Nachdem ich Love wins – A Book About Heaven, Hell, and the Fate of Every Person Who Ever Lived, das neue und umstrittene Buch von Rob Bell gelesen habe, kann ich eins mit ziemlicher Sicherheit sagen: Das Buch wird große Beachtung erfahren – auch in Deutschland.

„Love wins“ wurde bereits vor seinem Erscheinen heftig kritisiert – angezettelt durch einige provokante Fragen im Promovideo zum Buch: Wird Ghandi in der Hölle schmoren? Und überhaupt: Kann das ein liebender Gott sein, der den Großteil der von ihm erschaffenen Menschen ewige Qualen erleiden lässt, weil sie nicht das richtige geglaubt, gesagt, getan haben? Oder denen einfach niemand von der Liebe Gottes erzählt hat?  Ist das wirklich der Gott, den uns die Bibel vorstellt? Der Gott, der alles tut, um das eine verlorene Schaf zu finden? Der seinem Sohn, der alles falsch gemacht hat, voll Freude entgegen rennt und nichts von dessen Entschuldigungsgestammel hören will?

Fromme Sprachlosigkeit

Rob Bell legt den Finger in diese Wunde der Sprachlosigkeit unzähliger Christen, wenn sie erklären sollen, warum der Gott der Liebe Menschen für ewig bestraft, weil sie in ihrem begrenzten Leben eine falsche Entscheidung getroffen haben.

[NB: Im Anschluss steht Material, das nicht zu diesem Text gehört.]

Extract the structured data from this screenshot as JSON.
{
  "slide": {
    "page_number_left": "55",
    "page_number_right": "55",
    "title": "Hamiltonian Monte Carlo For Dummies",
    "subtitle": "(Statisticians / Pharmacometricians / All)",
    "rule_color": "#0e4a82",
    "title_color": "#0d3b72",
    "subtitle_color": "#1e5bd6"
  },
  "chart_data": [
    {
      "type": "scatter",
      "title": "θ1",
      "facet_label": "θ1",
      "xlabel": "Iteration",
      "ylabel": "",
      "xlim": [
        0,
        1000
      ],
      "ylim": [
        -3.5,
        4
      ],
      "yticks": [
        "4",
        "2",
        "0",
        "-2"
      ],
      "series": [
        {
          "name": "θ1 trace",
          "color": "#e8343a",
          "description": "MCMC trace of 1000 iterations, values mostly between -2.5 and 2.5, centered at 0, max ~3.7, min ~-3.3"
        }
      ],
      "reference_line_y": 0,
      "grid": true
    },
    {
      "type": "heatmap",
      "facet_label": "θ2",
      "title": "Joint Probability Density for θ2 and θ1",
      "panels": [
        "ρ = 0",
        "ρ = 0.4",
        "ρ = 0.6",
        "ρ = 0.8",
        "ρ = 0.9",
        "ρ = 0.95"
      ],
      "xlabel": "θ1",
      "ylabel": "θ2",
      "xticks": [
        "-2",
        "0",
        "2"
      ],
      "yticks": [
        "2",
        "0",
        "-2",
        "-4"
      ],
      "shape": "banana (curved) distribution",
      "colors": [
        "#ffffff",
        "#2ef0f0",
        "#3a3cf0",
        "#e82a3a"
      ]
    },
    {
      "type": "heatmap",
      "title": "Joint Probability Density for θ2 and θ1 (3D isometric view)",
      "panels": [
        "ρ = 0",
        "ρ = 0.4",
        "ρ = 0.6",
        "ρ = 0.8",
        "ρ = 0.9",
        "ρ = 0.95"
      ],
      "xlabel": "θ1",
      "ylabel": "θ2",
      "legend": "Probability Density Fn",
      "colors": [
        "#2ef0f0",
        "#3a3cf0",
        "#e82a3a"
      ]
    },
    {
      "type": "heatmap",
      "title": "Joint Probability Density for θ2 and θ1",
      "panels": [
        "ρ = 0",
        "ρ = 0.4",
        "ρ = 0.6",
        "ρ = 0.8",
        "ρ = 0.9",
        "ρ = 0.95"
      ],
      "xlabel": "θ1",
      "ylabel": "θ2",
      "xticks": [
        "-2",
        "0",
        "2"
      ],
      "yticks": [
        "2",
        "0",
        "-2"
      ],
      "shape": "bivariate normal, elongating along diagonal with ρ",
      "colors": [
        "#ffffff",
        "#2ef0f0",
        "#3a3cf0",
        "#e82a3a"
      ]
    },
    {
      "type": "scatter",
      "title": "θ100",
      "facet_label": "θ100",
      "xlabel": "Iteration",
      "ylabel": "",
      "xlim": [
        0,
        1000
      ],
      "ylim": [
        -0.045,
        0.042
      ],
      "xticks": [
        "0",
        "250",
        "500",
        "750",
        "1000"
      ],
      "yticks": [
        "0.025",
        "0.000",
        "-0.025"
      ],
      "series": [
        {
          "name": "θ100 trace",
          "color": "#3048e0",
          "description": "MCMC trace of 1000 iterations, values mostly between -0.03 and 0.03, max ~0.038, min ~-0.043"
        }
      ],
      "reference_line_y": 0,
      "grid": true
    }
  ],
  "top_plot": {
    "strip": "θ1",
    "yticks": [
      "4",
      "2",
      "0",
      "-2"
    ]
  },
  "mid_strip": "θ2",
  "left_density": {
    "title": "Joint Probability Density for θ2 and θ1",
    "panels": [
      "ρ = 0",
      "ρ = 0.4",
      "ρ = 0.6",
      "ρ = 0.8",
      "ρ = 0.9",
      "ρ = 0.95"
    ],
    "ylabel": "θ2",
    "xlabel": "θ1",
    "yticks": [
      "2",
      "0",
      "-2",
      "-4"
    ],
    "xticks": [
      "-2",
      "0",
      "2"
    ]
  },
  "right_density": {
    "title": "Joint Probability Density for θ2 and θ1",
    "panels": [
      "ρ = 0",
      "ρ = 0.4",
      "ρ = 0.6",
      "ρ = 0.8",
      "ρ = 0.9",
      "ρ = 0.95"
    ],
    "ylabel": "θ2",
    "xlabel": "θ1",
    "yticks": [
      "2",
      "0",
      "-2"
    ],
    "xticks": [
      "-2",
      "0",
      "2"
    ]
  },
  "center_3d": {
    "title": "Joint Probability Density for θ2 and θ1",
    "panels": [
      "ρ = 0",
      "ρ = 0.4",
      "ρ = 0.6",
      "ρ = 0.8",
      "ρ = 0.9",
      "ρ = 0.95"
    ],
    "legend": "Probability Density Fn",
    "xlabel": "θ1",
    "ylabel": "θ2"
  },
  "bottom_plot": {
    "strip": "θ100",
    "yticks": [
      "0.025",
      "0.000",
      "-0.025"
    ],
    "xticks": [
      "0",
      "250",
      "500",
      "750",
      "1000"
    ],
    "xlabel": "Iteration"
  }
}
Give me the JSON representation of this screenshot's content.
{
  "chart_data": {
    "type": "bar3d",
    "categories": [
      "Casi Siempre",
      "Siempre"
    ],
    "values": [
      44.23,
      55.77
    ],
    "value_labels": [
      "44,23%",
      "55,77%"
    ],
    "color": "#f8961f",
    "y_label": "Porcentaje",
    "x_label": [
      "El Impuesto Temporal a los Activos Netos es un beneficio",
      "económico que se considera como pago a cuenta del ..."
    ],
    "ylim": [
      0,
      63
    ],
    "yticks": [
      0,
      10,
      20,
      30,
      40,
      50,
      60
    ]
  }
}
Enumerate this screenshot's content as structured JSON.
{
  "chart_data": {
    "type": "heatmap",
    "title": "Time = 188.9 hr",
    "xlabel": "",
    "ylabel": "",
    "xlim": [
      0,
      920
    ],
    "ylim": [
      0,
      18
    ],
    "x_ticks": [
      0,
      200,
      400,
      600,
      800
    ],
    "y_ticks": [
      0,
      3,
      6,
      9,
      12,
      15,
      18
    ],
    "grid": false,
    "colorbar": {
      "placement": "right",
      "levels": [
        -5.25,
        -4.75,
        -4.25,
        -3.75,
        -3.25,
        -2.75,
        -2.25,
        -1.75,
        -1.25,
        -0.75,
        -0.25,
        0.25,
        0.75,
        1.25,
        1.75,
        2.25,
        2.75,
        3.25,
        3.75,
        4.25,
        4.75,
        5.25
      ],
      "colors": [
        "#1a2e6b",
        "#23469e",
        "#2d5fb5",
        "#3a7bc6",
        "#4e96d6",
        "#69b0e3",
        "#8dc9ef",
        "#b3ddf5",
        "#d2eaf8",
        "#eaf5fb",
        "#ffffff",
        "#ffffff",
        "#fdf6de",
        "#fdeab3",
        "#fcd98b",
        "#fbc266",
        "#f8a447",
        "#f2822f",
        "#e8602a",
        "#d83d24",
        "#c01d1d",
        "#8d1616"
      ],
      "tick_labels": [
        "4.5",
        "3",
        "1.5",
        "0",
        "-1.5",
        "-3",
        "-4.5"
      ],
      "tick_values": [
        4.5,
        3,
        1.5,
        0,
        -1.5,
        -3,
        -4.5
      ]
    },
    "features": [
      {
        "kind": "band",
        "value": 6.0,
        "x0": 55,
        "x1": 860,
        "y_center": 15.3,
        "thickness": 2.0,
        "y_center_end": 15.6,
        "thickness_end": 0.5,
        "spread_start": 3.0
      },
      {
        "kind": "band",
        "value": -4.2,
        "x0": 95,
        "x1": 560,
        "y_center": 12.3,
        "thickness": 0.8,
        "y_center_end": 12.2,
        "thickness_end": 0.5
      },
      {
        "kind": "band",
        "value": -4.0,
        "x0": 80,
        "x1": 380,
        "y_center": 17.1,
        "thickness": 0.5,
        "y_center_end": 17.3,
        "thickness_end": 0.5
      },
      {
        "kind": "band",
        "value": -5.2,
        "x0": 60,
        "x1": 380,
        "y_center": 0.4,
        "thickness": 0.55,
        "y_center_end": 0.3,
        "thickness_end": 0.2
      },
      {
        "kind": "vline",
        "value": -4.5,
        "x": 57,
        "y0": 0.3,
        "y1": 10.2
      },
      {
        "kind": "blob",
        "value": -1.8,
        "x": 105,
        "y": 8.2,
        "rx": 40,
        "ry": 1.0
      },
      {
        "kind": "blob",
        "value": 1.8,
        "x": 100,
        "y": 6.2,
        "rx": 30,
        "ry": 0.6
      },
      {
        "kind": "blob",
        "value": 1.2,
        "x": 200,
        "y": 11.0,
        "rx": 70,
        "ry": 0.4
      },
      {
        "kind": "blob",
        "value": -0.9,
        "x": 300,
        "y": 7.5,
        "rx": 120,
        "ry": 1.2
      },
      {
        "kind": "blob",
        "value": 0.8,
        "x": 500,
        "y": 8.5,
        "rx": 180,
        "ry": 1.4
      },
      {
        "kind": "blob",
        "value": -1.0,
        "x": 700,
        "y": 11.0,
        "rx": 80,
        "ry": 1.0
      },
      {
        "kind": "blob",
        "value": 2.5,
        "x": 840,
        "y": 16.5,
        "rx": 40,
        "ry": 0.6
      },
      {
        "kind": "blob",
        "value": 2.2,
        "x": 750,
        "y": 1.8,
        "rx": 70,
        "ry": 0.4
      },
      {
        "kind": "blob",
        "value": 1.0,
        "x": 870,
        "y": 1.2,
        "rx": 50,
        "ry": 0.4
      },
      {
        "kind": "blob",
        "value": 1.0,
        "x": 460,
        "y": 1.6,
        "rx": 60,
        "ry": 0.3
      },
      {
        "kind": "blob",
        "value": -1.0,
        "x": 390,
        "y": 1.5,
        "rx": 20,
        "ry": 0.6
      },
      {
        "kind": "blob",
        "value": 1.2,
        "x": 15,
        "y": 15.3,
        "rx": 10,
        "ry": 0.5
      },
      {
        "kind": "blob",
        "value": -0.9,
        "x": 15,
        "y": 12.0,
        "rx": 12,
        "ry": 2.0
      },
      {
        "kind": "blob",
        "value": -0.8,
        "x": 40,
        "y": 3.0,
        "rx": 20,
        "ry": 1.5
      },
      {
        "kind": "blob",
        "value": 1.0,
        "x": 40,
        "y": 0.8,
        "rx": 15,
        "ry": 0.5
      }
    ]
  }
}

Rob Bell ist fromm erzogen und zutiefst überzeugter Christ, er kennt die theologischen Bemühungen, Jesu Botschaft vom liebenden Vater mit dem Bild eines ewig zornigen Gottes in Einklang zu bringen. Er kennt die angestrengten Erklärungsversuche, warum ein liebender Gott sich durch den Tod seines eigenen Sohnes versöhnen lassen soll – und was das mit der individuellen Schuld von uns allen zu tun hat. Er kennt die fragenden Blicke unserer Nachbarn, Freunde und Arbeitskollegen, wenn wir ihnen all das versuchen zu erklären. Und er kennt unsere Enttäuschung, wenn sie sich nicht angesichts dieser „Frohen Botschaft“ auf der Stelle bekehren.

Frohe Botschaft? Was genau ist daran eigentlich froh machend, wenn man der Überzeugung ist, dass Milliarden von Menschen endlose Qualen oder den ewigen Tod erleiden müssen und nur eine klägliche Anzahl von Individuen davor gerettet wird?

Unbequeme Fragen

Rob Bell stellt unangenehme, provokante Fragen, die man bisher meist nur verschämt in anonymen Internetforen lesen konnte. Der Pastor aus Michigan aber stellt diese Fragen ganz offen, unumwunden und konfrontativ.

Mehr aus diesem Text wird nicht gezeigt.